I use malloc/free all over the place… are you able to hit those instead?
Is it your calling convention? Did you try stdcall? I’ve never bothered specifying calling convention in my interops for any of the Unity targets. But then again I’ve never called new in my native C / C++ either… all my stuff is C.
Thank you for the resources. To your first point, I just made a copy paste error in my initial post, I corrected it.

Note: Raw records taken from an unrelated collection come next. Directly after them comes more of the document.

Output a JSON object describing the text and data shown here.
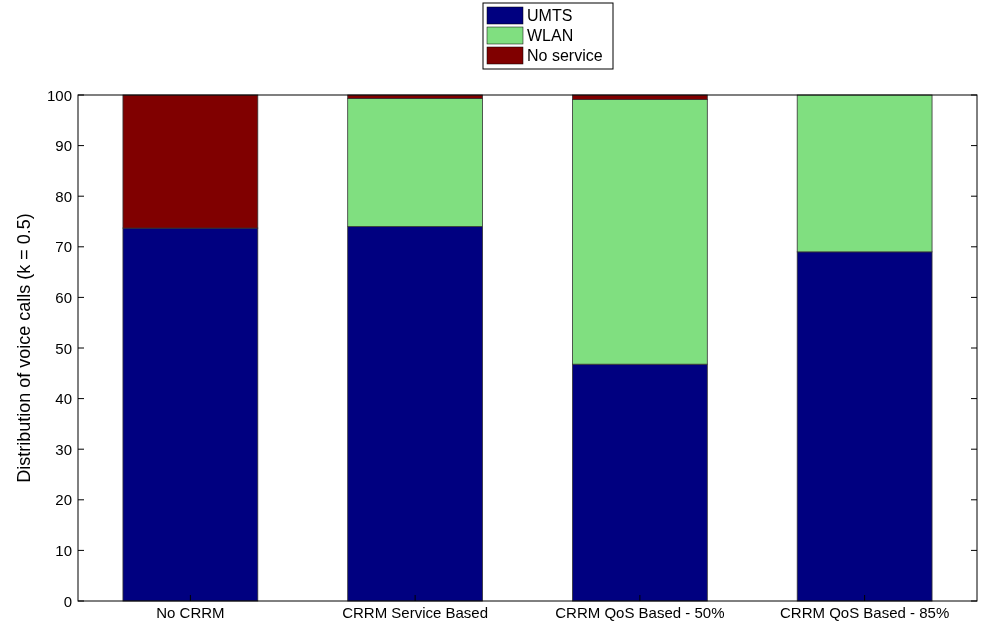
{
  "chart_data": {
    "type": "bar",
    "stacked": true,
    "ylabel": "Distribution of voice calls (k = 0.5)",
    "categories": [
      "No CRRM",
      "CRRM Service Based",
      "CRRM QoS Based - 50%",
      "CRRM QoS Based - 85%"
    ],
    "series": [
      {
        "name": "UMTS",
        "color": "#000080",
        "values": [
          73.7,
          74.0,
          46.8,
          69.0
        ]
      },
      {
        "name": "WLAN",
        "color": "#80df80",
        "values": [
          0,
          25.3,
          52.3,
          31.0
        ]
      },
      {
        "name": "No service",
        "color": "#800000",
        "values": [
          26.3,
          0.7,
          0.9,
          0
        ]
      }
    ],
    "ylim": [
      0,
      100
    ],
    "yticks": [
      0,
      10,
      20,
      30,
      40,
      50,
      60,
      70,
      80,
      90,
      100
    ],
    "grid": false,
    "legend": "top"
  }
}
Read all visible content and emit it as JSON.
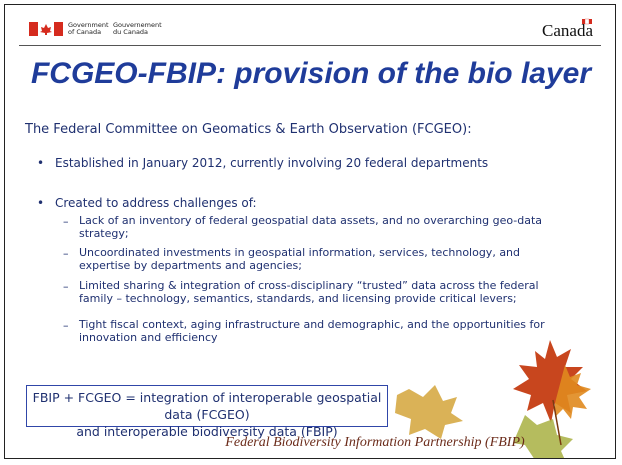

I have found an other example of working / non working pair:
working:
extern "C" {
int getSomeNumber() {
auto *vec = new std::vector<int>();
vec->push_back(20200);
return (*vec)[0];
}
}
Changing the return type to int* and returning &(*vec)[0] instead makes the dll fail to load.
I read about the calling convention in some stack overflow post and just tried it out, but the default produces the same error.
I would really like to find a way to debug the runtime itself to check what exactly is causing the dll load to fail…
no prob, thought so but thought Id mention it). if return type is int* getSomeNumber() then I think you would need unsafe on the c# side. If I have time today will have look and see if I can replicate.
side note: one strange thing I noticed with the project I linked to above was I could only use extern c in one .h file. as it would only export symbols for function in that .h file. might be a unity specific thing with that rendering project thought I would mention that too.